L’apparence extérieure (la tenue vestimentaire, la coiffure) et les codes non verbaux (le maintien du corps, le regard) jouent également un rôle crucial dans le rapport au respect. Emerson, un célèbre philosophe et poète américain a dit un jour : « Ce que vous êtes parle si fort que je ne peux entendre ce que vous dites. » Pour se faire respecter, la posture physique et l’inflexion de la voix sont incroyablement importantes. Une poignée de main molle, une posture flasque, un visage fermé ou un regard fuyant n’inspirent pas le respect.

Alors que faire ?

Le non-respect n’est pas une situation irréversible

Pour imposer le respect, une bonne technique consiste à maîtriser l’art de plaire. Le charme force toujours le respect. En faisant attention à l’autre, on peut s’y adapter. L’important est de le faire tout en restant soi-même. Plaire tout en gardant sa personnalité et en n’acceptant pas trop de compromis, voilà la recette.
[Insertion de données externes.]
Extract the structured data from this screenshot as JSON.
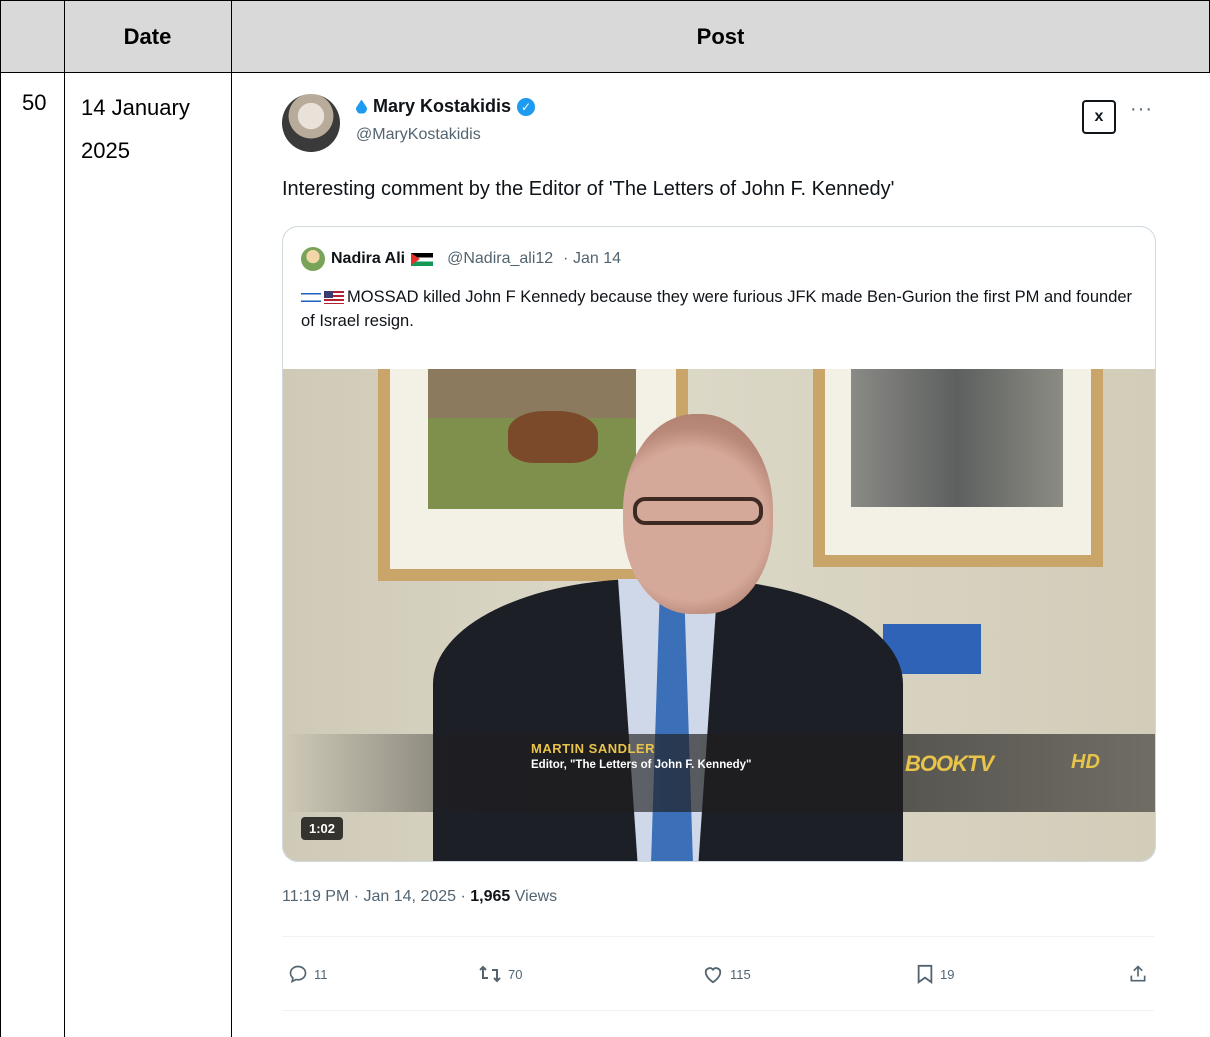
{
  "table": {
    "headers": [
      "",
      "Date",
      "Post"
    ],
    "row": {
      "number": "50",
      "date": "14 January 2025"
    }
  },
  "tweet": {
    "display_name": "Mary Kostakidis",
    "handle": "@MaryKostakidis",
    "text": "Interesting comment by the Editor of 'The Letters of John F. Kennedy'",
    "grok_label": "x",
    "more_label": "···",
    "quoted": {
      "display_name": "Nadira Ali",
      "handle": "@Nadira_ali12",
      "date": "· Jan 14",
      "text": "MOSSAD killed John F Kennedy because they were furious JFK made Ben-Gurion the first PM and founder of Israel resign."
    },
    "video": {
      "lower_third_name": "MARTIN SANDLER",
      "lower_third_title": "Editor, \"The Letters of John F. Kennedy\"",
      "channel": "BOOKTV",
      "hd": "HD",
      "duration": "1:02"
    },
    "timestamp": "11:19 PM · Jan 14, 2025 · ",
    "views_count": "1,965",
    "views_label": " Views",
    "actions": {
      "replies": "11",
      "reposts": "70",
      "likes": "115",
      "bookmarks": "19"
    },
    "icons": [
      "reply-icon",
      "repost-icon",
      "like-icon",
      "bookmark-icon",
      "share-icon"
    ]
  }
}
Si quelqu’un vous manque de respect, il ne faut pas avoir peur de le remettre à sa place. Personne ne doit jamais accepter de se faire rabaisser ou humilier. Se souvenir que son opinion a autant d’importance que celle des autres. Il faut donc défendre son point de vue et oser s’affirmer.

Ne jamais abandonner ses rêves.

Privilégier le sens de l’humour. Avec un peu de recul, quelques blagues bien placées, les choses se passent souvent bien. L’humour détend l’atmosphère et entraine une certaine forme de respect.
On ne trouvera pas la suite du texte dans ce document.